Integration of ADS-B will not be instantaneous, though. As Rocky Stone, Chief Technical Pilot at United Airlines explained, the FAA’s ADS-B equipage rule only comes into force in 2020.

“When the rule takes effect, plans call for ADS-B to be the primary surveillance source, allowing for more precise surveillance,” he explained, adding that improved surveillance capabilities will allow for more predictable operations across weather conditions.

Despite initially slow adoption rates, airlines are confident that the benefits of ADS-B will eventually be passed onto fliers. “These new technologies will allow more aircraft to safely fly closer together on more direct routes, reducing delays and providing unprecedented benefits for the environment and the economy,” said a spokeswoman from United, adding that these changes would lead to reductions in carbon emissions, fuel consumption and on-the-ground noise.

Airline participation in the ADS-B development process could play a role in easing integration pains.

“United was an active participant in the development of the original ADS-B rule through an Aviation Rulemaking Committee (ARC),” said Stone, further adding that the rule was developed in 2009 and put into effect in 2010.

ADS-B Coverage as of April 2015

Another official familiar with the FAA and commercial aviation explained that the most prominent use of this technology can be seen in the Gulf of Mexico, where an FAA partnership with oil drilling rig operators has allowed for placement of ADS-B systems on oil platforms. This increased coverage reduces separation requirements between aircraft over the Gulf of Mexico, as well as increases safety to the many helicopters operating in the area.

One of the biggest potential gains from this placement, explained a source familiar with the airline industry, is increased flight density and reduced wait times at one of the main end points near the Gulf, Atlanta’s Hartsfield-Jackson International Airport.

With Hartsfield-Jackson being the world’s busiest airport by passenger traffic, even marginal gains in efficiency have the potential to improve airline performance nationwide – Delta Air Lines, for example, flies 1000 flights a day through its hub there.
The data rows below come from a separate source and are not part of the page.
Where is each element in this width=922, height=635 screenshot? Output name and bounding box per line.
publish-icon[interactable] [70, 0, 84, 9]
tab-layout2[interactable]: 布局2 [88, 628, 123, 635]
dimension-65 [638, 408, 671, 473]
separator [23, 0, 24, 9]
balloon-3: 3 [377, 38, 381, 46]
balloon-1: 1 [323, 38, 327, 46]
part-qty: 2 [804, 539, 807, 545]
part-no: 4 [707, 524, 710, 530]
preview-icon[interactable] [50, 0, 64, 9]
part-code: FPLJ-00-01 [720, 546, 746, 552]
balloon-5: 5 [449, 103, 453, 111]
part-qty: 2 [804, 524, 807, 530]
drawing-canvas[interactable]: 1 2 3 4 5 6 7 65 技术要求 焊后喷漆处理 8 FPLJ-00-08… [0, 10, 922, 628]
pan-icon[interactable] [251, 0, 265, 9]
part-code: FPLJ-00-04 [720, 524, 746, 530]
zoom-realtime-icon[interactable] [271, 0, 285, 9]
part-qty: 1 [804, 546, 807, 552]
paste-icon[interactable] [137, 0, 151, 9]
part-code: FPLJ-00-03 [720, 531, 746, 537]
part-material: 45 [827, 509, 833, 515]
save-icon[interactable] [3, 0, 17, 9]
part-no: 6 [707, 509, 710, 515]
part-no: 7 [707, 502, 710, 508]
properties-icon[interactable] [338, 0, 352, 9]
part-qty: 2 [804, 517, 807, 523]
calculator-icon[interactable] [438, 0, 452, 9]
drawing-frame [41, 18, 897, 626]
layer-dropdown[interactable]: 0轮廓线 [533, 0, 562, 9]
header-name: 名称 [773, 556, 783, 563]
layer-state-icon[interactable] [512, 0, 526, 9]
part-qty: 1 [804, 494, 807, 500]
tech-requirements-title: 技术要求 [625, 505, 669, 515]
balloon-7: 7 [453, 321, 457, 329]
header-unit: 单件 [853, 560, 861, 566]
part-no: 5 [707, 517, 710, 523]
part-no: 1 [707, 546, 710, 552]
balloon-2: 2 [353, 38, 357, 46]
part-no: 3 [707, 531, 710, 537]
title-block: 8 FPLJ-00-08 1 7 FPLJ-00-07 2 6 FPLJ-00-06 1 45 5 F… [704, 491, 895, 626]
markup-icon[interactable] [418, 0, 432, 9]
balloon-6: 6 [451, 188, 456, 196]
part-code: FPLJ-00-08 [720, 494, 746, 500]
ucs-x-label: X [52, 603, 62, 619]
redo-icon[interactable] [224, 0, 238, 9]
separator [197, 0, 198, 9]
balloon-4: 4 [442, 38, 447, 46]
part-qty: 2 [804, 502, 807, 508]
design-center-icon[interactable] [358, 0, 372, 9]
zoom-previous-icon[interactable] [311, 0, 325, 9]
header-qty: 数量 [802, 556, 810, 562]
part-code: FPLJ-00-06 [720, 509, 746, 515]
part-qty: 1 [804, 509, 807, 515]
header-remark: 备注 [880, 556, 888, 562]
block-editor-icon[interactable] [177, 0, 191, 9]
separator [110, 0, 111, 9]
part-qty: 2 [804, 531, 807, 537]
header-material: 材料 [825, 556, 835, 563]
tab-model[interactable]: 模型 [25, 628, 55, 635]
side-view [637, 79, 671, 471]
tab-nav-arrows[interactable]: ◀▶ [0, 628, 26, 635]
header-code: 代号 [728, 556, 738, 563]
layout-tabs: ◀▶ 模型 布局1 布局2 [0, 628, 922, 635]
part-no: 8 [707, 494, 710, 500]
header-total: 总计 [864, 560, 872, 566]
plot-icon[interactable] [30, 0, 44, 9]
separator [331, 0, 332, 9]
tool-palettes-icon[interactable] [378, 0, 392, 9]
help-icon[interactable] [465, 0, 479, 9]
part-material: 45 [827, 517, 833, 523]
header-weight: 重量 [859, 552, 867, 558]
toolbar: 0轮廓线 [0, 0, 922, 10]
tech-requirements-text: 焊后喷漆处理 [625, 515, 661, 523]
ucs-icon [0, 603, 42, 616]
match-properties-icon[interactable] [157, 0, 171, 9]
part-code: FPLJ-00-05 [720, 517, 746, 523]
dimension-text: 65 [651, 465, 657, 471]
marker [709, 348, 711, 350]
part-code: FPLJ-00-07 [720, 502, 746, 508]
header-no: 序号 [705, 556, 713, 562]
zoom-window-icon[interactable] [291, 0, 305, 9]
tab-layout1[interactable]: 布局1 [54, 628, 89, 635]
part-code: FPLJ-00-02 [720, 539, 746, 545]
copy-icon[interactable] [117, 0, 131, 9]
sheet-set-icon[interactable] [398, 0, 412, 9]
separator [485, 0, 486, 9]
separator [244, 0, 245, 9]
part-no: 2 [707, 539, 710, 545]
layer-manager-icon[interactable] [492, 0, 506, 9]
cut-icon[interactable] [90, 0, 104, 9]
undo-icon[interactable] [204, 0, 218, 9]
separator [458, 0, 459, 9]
A space ready for innovation

The next time you find yourself traveling on a plane, it’s worth considering the incredibly complex system that you become a part of – the pilot and aircraft are just the tip of the iceberg of the massive operation that takes place underfoot day and night.

Daunting and complex as the system may seem, increased computerization of air traffic control is the future, with many other nations adopting systems similar to those deployed by the FAA. Flight management is a space ready for the next wave of innovation, and it will be fascinating to see how it affects the way people travel.